Gauri Sawant was born as Ganesh Sawant into a conservative Pune-based family. When Gauri learnt of her effeminate side, she decided to leave her home and started with ‘Sakhi Char Chawghi’, an organization that promotes safe sex for transgenders. Over the years, Gauri has been one of the few transgender people who relentlessly fights for transgender rights even though the same has been recognized as a third sex by the Indian Constitution in 2013. Gauri mothers a 16 year-old daughter, and firmly believes, “Motherhood is a feeling that can be experienced by a man, woman, or even by people like me! It is a beautiful feeling that gets nurtured from time to time.”

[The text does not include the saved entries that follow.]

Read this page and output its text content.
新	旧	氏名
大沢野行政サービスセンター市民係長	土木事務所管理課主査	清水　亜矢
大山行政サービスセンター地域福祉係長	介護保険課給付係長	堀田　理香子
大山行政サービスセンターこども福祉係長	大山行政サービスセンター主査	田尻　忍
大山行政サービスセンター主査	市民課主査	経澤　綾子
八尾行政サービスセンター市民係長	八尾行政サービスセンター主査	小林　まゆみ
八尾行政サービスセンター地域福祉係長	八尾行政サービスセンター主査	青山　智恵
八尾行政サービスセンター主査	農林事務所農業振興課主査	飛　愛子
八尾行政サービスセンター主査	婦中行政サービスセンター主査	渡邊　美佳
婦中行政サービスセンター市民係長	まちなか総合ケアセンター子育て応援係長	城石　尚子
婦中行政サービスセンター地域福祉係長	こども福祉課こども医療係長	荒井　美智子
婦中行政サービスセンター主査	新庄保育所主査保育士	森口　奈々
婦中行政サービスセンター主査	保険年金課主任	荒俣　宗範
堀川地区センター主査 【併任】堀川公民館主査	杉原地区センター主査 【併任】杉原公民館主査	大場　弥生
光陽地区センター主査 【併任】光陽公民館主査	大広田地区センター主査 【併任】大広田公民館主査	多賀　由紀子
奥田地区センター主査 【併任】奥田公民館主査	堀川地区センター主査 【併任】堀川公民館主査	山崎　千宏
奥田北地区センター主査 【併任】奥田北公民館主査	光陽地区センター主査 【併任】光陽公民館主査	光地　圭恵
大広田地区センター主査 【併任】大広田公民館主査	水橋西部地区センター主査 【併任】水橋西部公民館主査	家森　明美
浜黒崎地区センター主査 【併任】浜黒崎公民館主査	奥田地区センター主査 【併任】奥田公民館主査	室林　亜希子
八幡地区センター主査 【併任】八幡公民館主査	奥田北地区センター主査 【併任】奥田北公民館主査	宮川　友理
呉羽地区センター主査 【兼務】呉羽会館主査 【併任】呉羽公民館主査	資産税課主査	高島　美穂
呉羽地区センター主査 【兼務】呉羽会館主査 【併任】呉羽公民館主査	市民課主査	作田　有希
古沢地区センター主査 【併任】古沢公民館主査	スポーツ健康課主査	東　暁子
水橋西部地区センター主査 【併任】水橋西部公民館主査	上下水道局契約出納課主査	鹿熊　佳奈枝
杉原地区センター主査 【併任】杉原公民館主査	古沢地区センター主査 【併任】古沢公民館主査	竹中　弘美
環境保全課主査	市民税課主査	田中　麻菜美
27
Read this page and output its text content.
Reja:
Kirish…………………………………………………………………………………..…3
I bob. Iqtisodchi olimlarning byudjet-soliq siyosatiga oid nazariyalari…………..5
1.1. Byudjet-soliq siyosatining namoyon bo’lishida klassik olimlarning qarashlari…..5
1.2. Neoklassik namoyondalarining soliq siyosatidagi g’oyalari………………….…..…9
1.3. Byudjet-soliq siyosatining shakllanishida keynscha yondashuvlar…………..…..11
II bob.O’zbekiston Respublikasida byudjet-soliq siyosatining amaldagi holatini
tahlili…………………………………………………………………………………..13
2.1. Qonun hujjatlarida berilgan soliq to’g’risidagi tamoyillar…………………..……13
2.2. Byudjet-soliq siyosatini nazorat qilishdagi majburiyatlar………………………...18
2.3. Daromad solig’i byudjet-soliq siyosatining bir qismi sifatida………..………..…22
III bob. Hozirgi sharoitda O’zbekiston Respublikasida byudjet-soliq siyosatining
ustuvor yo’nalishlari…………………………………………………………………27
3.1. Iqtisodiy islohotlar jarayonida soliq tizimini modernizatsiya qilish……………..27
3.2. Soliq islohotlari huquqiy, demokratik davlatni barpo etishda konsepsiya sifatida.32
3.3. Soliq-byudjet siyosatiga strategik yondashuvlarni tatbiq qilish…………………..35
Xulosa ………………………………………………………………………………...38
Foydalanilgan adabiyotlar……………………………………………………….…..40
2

Ghazal Dhaliwal who is a screenwriter, has pretty much experienced many hardships even during her transition. She has scripted films such as ‘Lipstick under my Burkha’ (A strong feminist film), and ‘Wazir’. Ghazal started out as ‘Gunraj’, but stood with the biggest decision of her life and underwent a sex change. The transformations brought forth several questions. But Ghazal stood tall, even at the lowest ebb in her life and rose beautifully.
The above-mentioned panel members were present at the book launch, and were wonderfully moderated by Sarah Jacob, Senior Editor, and host of ‘We the People’ on NDTV.
The ‘House of Nomads’ (Taj Lands End, Mumbai) came alive that evening with a fantastic panel discussion involving all the eminent characters in the book. The potent #StatusSingle cocktail enlivened the spirits further.